A lesson in common cultural heritage
The issue in dispute between Fr Patrick McCafferty (Write Back, November 16) and D Howard Gilpin (Write Back, November 21) seems to involve that on which they both agree but differ in expression: God's omniscience, His knowledge of all that is and is to be, and His omnipotence, His powerfulness over and in all.
But Fr McCafferty, in an earlier letter, went off on another angle, after agreeing that Luther was right on the issue of the selling of indulgences: Such practice was no part of Catholic faith.
On that matter, the Bishop of Rome, Pope Leo X, was clearly wrong and Luther was right (although few at the time were prepared to say that).
That admitted, Fr McCafferty switched track (a track that D Howard Gilpin, in his reply, clearly avoids) to attack the character of Martin Luther, proceeding to itemise all the calamities that befell Western Christendom and placing them on the Protestant Reformer, or Catholic Dissident (both labels are valid) and on him alone. This is to write as though all that went before in Western Christendom was light and sweetness.
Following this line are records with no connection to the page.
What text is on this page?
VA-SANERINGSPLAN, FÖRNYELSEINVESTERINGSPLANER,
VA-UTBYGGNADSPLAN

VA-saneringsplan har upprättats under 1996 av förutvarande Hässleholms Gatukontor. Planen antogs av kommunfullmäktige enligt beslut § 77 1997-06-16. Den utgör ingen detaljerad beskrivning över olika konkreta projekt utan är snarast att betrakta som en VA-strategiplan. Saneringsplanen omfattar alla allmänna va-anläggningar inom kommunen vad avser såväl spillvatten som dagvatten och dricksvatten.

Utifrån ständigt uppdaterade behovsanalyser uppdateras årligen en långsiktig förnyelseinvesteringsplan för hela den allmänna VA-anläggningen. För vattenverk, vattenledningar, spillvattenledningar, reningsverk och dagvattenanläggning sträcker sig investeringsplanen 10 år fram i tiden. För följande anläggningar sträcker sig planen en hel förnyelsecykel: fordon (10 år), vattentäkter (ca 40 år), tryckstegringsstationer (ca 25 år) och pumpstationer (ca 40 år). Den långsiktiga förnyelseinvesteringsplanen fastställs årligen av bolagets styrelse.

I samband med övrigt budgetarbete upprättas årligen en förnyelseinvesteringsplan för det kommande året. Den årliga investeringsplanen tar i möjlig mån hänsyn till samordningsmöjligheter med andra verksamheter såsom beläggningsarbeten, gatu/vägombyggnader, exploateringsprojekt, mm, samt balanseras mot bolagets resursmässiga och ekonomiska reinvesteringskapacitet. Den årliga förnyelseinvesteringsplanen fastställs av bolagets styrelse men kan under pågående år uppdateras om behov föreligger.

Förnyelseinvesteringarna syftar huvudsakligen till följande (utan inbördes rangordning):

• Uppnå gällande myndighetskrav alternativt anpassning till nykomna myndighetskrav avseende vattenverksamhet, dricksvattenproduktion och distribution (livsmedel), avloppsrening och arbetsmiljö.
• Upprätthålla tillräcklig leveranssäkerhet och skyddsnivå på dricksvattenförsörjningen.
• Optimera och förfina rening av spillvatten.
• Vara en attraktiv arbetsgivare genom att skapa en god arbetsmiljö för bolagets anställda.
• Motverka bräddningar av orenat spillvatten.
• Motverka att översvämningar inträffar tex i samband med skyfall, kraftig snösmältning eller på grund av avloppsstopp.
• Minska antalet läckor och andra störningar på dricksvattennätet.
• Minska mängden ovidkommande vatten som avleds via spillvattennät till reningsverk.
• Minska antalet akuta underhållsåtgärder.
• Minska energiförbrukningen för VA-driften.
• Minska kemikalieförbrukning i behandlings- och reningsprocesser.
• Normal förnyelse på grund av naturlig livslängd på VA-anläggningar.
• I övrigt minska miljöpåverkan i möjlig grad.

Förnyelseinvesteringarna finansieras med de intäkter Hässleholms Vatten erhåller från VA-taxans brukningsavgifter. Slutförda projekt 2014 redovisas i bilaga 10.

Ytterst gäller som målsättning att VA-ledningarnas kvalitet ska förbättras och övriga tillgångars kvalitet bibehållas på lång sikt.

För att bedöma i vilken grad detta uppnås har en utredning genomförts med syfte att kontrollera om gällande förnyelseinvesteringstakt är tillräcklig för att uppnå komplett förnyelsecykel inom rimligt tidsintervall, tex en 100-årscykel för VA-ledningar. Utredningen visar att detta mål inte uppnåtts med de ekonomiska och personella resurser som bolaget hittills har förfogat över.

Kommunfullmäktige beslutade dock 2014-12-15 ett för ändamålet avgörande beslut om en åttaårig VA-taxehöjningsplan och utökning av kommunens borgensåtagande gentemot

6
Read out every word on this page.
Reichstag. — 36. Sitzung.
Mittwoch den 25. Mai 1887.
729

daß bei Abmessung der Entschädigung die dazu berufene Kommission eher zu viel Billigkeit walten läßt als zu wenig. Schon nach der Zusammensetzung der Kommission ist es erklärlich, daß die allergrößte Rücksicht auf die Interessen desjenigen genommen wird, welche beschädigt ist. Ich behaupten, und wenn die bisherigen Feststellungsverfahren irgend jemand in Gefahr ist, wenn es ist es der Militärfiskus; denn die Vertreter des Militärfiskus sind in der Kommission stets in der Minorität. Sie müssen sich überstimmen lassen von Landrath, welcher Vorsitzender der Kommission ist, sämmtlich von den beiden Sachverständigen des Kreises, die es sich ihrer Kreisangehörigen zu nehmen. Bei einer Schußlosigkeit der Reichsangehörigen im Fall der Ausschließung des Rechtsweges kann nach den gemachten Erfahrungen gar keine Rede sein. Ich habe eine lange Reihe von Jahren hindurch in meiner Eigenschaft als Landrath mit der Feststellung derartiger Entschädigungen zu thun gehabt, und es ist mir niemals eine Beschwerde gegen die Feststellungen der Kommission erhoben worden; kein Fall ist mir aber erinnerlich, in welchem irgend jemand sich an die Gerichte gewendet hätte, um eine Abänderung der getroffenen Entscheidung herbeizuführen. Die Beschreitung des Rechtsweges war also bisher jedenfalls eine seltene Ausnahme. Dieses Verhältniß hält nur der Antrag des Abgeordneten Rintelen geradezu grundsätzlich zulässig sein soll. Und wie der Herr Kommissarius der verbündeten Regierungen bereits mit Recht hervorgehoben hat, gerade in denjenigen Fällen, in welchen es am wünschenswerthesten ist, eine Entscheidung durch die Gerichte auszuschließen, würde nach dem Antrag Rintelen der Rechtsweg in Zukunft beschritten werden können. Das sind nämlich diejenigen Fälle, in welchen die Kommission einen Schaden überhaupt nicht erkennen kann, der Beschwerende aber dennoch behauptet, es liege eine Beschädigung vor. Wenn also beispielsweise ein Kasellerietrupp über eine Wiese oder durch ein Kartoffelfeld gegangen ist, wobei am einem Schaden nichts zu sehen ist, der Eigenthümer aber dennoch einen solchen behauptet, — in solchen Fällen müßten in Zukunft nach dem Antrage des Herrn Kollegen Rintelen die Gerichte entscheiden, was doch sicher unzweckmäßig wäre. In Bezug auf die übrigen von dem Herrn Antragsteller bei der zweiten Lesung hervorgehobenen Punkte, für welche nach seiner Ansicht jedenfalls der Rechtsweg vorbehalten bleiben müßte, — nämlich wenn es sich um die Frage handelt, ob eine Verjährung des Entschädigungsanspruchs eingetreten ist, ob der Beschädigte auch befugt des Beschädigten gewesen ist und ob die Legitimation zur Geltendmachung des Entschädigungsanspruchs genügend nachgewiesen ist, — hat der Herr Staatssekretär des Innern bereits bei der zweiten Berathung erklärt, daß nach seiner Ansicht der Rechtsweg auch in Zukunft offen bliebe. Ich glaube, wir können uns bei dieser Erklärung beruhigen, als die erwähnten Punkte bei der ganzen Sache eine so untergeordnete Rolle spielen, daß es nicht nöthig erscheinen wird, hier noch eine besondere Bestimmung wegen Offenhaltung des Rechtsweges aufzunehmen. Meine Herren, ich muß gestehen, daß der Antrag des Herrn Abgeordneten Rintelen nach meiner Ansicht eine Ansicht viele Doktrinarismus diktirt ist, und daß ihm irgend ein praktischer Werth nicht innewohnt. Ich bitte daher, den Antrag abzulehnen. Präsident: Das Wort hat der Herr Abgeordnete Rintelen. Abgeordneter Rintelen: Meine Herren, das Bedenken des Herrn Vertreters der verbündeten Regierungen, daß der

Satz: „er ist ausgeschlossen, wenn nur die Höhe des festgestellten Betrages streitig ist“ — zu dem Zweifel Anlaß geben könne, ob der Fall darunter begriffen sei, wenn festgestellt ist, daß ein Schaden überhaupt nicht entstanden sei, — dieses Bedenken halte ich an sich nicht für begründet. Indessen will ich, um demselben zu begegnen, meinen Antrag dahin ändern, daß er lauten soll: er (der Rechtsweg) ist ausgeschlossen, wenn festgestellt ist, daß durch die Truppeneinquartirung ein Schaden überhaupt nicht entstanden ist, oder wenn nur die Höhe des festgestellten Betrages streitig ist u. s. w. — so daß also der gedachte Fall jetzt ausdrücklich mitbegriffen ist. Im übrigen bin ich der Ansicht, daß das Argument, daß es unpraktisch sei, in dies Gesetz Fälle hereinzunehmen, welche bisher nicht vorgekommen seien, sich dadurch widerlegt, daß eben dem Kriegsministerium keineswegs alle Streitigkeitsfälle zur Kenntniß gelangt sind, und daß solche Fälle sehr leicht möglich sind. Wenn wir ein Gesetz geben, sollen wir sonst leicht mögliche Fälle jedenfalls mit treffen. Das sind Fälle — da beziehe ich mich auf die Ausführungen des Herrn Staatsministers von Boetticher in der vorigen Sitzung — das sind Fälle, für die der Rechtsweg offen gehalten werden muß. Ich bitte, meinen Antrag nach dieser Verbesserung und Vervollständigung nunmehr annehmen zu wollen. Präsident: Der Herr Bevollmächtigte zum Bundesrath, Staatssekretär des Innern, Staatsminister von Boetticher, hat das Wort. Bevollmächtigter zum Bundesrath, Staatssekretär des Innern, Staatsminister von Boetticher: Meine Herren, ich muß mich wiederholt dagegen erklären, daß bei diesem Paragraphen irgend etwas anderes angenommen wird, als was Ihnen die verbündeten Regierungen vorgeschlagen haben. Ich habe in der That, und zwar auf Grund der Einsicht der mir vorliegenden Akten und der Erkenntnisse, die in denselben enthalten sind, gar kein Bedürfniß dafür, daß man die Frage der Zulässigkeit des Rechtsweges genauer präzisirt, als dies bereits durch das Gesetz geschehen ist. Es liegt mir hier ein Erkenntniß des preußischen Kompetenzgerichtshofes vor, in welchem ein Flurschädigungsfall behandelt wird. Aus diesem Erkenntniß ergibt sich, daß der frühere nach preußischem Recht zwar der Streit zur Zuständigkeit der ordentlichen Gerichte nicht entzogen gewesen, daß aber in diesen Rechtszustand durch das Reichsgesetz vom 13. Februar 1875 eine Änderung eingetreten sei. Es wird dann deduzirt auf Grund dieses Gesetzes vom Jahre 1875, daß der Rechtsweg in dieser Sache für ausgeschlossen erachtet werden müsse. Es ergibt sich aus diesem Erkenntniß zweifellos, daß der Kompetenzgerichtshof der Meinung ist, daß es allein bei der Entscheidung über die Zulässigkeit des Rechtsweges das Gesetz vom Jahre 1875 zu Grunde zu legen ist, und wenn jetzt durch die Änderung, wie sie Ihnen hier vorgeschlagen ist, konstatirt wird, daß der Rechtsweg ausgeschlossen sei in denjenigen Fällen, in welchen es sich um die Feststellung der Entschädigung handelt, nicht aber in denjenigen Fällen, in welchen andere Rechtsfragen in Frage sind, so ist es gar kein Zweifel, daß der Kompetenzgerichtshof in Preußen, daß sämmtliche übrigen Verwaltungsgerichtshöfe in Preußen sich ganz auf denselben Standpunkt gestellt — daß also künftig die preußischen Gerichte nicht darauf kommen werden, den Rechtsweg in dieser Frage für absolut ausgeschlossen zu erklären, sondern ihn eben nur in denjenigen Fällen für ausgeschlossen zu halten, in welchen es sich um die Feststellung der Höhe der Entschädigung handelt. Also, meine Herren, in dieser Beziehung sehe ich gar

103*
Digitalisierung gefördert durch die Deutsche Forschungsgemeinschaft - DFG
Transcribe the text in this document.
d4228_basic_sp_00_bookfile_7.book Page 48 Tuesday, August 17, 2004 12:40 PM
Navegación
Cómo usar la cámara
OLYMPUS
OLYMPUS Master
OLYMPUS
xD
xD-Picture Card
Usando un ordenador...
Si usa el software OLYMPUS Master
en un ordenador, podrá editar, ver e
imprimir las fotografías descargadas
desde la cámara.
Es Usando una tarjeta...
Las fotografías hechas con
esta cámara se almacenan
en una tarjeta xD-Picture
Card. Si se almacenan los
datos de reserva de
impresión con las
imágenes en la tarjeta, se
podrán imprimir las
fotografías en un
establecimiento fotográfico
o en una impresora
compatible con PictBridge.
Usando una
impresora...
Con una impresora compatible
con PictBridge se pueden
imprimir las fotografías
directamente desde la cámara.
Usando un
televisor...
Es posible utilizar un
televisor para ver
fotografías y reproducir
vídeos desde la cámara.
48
It seems to be what passes in many Northern Irish schools, forming the mindsets of many, and is behind much of our troubles. All that went before was far from light and sweetness. And that needs be said over and over again.
The condition of Christianity in the West in those centuries had a lot in common with the condition of Islam today. That is part of our common heritage, for in a cultural sense, most are Christian and, as I put it earlier (Write Back, November 9), the teaching of it should be a common subject in all schools. Fr McCafferty gives all the more urgency to that.